The situation in Afghanistan remains a major concern for the region. The Afghan people require support and concerted action. The SCO States have already assumed great responsibility in this regard.
And I would like to commend Uzbekistan for its leading role for supporting humanitarian relief operations in Afghanistan.
The International Conference on Afghanistan held in Tashkent on 25-26 July provided further evidence of the recognition that peace and security are essential for ensuring stability and prosperity in the region.
In this context, strengthening transport and economic connectivity – among the priorities of Uzbekistan’s Chairmanship of the SCO – can also play a vital role in promoting sustainable development and peaceful cooperation.
It was, therefore, particularly encouraging to see the General Assembly adopt a resolution on “Strengthening Connectivity between Central and South Asia” in July.

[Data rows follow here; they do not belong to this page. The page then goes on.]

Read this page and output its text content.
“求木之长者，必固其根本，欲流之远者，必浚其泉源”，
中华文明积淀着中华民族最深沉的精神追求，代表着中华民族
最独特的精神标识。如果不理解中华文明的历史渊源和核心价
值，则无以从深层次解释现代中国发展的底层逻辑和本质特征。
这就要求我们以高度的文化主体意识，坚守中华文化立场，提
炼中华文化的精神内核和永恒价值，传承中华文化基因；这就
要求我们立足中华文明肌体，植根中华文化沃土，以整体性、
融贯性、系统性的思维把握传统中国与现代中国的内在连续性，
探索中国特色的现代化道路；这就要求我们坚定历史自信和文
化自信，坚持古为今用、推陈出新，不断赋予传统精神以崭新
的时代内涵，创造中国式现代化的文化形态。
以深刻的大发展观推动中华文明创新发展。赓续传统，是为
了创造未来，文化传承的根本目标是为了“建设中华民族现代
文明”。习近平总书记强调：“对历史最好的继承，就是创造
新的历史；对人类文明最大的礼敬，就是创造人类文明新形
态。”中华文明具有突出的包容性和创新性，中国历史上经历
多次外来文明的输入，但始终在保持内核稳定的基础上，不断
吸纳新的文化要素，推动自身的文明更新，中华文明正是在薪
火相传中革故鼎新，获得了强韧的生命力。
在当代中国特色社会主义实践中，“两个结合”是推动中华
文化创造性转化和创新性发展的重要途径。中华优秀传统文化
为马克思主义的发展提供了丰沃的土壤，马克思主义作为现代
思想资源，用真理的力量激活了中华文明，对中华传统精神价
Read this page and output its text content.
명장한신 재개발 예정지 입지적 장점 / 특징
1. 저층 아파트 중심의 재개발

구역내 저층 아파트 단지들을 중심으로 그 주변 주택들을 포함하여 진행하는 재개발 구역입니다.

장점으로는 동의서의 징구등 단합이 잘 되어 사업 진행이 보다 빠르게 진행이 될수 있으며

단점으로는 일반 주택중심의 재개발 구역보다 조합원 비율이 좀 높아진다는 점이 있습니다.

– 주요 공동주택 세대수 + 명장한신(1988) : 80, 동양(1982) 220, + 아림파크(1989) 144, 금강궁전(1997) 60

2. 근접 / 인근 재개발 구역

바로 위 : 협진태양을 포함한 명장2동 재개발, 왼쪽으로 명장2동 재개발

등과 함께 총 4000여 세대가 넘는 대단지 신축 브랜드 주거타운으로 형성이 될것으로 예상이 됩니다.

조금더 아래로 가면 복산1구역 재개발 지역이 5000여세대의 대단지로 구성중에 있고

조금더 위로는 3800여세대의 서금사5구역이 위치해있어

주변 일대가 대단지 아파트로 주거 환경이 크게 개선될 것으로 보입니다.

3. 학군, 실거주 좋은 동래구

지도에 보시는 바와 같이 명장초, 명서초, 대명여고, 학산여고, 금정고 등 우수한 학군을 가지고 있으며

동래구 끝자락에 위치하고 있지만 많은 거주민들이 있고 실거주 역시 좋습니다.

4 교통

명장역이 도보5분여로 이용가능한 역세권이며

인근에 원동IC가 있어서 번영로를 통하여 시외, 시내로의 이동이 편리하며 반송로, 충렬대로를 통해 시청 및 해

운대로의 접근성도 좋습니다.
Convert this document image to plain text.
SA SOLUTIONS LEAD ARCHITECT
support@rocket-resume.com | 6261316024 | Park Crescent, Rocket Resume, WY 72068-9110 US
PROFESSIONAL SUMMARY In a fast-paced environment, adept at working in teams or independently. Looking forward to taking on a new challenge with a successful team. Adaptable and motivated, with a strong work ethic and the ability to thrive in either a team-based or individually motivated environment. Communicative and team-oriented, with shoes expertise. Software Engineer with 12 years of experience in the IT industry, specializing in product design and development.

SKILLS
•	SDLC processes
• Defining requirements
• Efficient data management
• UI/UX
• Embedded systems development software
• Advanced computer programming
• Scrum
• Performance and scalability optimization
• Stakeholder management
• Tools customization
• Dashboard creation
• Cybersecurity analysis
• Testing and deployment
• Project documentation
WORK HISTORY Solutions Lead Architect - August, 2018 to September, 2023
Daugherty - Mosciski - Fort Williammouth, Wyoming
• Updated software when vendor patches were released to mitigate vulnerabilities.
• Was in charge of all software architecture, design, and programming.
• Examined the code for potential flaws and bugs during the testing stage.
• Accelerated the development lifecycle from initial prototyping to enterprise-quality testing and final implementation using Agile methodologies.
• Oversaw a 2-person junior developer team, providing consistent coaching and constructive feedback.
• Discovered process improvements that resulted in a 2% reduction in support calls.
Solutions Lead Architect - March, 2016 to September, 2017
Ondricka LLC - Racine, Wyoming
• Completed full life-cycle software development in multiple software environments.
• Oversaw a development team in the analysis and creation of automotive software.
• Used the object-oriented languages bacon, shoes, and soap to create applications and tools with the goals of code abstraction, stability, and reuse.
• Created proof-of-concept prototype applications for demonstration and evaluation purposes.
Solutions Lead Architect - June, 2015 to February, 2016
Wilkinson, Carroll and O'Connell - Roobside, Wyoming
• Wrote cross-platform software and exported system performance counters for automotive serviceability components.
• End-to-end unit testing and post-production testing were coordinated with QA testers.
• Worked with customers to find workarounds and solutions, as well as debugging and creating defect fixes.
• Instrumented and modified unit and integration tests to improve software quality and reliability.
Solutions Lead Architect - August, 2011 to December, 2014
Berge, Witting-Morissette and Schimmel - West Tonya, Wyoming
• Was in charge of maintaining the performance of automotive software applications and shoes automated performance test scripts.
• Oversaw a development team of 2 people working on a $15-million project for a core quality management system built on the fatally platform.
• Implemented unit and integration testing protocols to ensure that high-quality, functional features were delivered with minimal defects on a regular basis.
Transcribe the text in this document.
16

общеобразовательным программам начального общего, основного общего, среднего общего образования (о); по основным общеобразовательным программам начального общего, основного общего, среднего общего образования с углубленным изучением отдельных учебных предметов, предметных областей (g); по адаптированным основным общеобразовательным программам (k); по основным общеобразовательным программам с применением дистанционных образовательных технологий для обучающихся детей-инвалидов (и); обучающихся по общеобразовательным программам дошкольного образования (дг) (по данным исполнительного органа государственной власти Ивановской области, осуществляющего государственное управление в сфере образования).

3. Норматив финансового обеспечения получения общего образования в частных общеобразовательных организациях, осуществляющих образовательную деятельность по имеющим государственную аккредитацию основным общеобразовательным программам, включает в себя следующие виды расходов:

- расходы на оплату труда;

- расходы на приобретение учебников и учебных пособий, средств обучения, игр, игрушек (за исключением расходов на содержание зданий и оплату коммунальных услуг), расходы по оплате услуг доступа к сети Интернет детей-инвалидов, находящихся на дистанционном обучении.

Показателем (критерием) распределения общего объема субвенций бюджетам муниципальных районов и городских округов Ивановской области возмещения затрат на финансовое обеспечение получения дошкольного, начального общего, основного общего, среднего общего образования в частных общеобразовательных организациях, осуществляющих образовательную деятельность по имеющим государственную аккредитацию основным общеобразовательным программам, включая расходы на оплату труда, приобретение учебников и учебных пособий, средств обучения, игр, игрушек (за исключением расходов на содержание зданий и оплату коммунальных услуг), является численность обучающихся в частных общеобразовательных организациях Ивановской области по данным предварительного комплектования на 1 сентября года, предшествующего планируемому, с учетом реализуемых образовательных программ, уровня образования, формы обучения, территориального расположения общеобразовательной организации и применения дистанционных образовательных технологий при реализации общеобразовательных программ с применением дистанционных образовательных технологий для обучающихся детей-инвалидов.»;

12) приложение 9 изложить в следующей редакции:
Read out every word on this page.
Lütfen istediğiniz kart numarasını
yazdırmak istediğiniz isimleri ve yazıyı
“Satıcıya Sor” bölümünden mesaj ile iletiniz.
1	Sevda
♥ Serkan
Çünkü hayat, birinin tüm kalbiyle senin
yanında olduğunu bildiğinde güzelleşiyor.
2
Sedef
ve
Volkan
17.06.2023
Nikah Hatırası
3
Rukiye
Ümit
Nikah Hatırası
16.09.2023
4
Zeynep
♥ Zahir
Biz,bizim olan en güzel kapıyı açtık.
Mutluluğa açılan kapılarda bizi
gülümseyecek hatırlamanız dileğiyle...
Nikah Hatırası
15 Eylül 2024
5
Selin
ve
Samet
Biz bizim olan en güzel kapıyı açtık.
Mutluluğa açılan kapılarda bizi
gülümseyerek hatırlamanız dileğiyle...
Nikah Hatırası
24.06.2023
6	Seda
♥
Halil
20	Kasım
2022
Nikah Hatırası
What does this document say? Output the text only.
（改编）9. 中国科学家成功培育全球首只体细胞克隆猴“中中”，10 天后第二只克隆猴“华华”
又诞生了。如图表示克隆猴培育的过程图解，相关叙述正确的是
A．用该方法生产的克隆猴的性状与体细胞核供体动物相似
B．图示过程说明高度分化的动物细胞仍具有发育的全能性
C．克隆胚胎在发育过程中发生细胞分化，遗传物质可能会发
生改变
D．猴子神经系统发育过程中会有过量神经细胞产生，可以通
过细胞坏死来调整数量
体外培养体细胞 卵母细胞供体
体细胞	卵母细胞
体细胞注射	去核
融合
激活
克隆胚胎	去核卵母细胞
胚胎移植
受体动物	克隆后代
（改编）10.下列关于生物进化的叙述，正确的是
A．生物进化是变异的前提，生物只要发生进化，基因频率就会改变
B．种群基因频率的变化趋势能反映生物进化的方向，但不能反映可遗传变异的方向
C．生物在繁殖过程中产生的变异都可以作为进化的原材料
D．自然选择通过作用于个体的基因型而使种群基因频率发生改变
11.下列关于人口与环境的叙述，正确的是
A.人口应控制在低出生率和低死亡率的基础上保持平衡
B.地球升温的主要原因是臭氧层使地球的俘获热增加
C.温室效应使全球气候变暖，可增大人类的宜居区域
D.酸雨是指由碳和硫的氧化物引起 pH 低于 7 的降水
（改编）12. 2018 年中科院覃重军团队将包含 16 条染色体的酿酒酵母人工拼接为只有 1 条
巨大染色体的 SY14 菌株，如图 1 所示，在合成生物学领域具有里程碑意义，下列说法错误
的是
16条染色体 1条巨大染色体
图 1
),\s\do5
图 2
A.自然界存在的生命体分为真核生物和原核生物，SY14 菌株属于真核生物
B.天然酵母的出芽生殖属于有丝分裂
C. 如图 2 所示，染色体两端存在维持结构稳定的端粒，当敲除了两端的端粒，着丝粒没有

The difficulties we face today are undoubtedly significant. But they are not insurmountable.
It is no coincidence that we are meeting in Samarkand, a historical melting pot of cultures, ideas and knowledge.
I believe that a spirit of solidarity and cooperation will continue to guide our two organizations as we work to advance peace and security, sustainable development and human rights.
I’d like to extend to all of you congratulations on a successful Summit.